A bill ending the controversial seniority protections for city teachers was narrowly approved in the state senate on Tuesday, March 2 and will now face a vote in the state assembly. “Last in, first out,” (LIFO) decides teacher layoffs based on seniority, rather than performance.
The bill, introduced by Mayor Michael Bloomberg, would call for collective bargaining between the city and the teachers union to develop new layoff procedures where seniority is not the sole criteria.
The assembly vote will be a tough pass as Speaker Sheldon Silver has already come out against the bill, stating that he would not consider the bill and instead supports creating an objective system to evaluate teachers – which lines up with another bill being touted by Governor Andrew Cuomo.
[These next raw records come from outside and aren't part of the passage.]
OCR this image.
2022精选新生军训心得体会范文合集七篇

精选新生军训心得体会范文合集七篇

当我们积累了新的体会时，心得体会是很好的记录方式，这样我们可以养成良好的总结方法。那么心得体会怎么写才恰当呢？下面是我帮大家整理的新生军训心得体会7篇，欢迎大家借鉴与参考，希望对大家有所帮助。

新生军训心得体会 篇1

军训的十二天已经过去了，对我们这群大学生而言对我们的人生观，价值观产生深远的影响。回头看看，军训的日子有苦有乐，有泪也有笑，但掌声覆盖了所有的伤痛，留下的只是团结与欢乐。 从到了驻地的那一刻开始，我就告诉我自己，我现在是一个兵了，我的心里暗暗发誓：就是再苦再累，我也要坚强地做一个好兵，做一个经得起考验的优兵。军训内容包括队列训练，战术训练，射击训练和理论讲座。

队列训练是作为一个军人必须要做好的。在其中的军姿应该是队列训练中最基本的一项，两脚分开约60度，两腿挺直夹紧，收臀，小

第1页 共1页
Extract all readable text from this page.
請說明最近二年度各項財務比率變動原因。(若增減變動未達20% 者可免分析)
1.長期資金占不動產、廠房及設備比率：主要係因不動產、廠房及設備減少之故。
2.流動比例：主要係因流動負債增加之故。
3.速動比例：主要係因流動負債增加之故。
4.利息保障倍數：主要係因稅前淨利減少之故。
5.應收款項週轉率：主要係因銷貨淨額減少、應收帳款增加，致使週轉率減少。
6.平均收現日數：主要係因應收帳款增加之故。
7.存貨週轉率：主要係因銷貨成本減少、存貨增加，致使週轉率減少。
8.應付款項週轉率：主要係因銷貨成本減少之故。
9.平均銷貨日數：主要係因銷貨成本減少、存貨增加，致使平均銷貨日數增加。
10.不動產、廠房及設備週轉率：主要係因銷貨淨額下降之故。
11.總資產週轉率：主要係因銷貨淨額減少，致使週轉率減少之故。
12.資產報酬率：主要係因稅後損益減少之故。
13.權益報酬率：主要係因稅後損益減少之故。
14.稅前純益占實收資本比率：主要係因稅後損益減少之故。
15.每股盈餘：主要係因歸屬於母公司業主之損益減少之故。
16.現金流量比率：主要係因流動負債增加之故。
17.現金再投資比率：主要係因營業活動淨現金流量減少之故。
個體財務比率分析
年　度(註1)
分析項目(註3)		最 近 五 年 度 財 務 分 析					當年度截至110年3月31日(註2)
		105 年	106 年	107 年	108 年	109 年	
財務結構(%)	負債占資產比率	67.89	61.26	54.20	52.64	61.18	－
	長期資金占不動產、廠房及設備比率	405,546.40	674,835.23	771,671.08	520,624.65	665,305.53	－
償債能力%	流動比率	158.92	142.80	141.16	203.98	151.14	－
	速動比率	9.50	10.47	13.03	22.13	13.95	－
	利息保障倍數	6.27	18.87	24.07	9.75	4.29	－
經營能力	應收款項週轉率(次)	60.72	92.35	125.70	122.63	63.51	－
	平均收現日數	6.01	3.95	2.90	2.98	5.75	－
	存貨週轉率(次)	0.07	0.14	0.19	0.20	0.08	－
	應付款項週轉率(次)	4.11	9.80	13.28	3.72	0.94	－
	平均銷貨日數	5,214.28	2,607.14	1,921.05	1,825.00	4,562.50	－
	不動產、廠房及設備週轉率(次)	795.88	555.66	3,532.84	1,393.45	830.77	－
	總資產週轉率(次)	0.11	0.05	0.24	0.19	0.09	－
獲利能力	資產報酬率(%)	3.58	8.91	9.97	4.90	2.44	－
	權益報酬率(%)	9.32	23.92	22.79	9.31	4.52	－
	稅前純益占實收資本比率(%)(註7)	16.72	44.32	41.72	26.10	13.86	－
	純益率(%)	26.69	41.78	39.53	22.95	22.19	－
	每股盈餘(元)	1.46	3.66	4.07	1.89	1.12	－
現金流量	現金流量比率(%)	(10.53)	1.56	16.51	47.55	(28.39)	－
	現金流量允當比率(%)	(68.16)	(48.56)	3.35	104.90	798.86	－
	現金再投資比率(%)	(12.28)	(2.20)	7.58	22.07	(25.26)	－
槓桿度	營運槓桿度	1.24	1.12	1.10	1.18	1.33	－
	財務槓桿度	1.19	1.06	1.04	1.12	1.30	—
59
Cuomo introduced his own plan to reform teacher evaluations soon after Bloomberg’s plan passed the senate. His proposed plan would implement a statewide teacher evaluation system, based on the teachers’ performance and seniority.
“It is time to move beyond the so-called ‘last in, first out’ system of relying exclusively on seniority,” said Cuomo. “However, we need a legitimate evaluation system to rely upon. This will help make a statewide evaluation system ready and allow us to replace ‘last in, first out.’”
Parameters of Cuomo’s evaluation system would include a new teacher rating system including “highly effective,” “effective,” “developing” or “ineffective.” According to Cuomo, teachers and principals with a pattern of ineffective teaching or performance could be charged with incompetence and considered for termination through an expedited hearing process.
“We need to put students first by keeping the best educators in the in the classroom, whether they have worked for one year or 25 years,” he said. “While seniority should be part of the equation, it cannot be the only factor when making important employment decisions in our schools. Entrenched interests that benefit from the status quo will portray this as an assault, but the reality is we want to work with teachers to support New York’s students."
Cuomo’s legislation would affect school districts across the state, but will not affect the thousands of layoffs that Bloomberg said he must carry out because of cuts in state aid.
According to published reports, there are some in the mayor’s office who believe Cuomo’s bill is merely meant to placate the teacher’s union, which is said to be dead-set against the complete removal of LIFO. The United Federation of Teachers is said to be tentatively backing Cuomo’s bill and are carefully reviewing the governor’s proposal.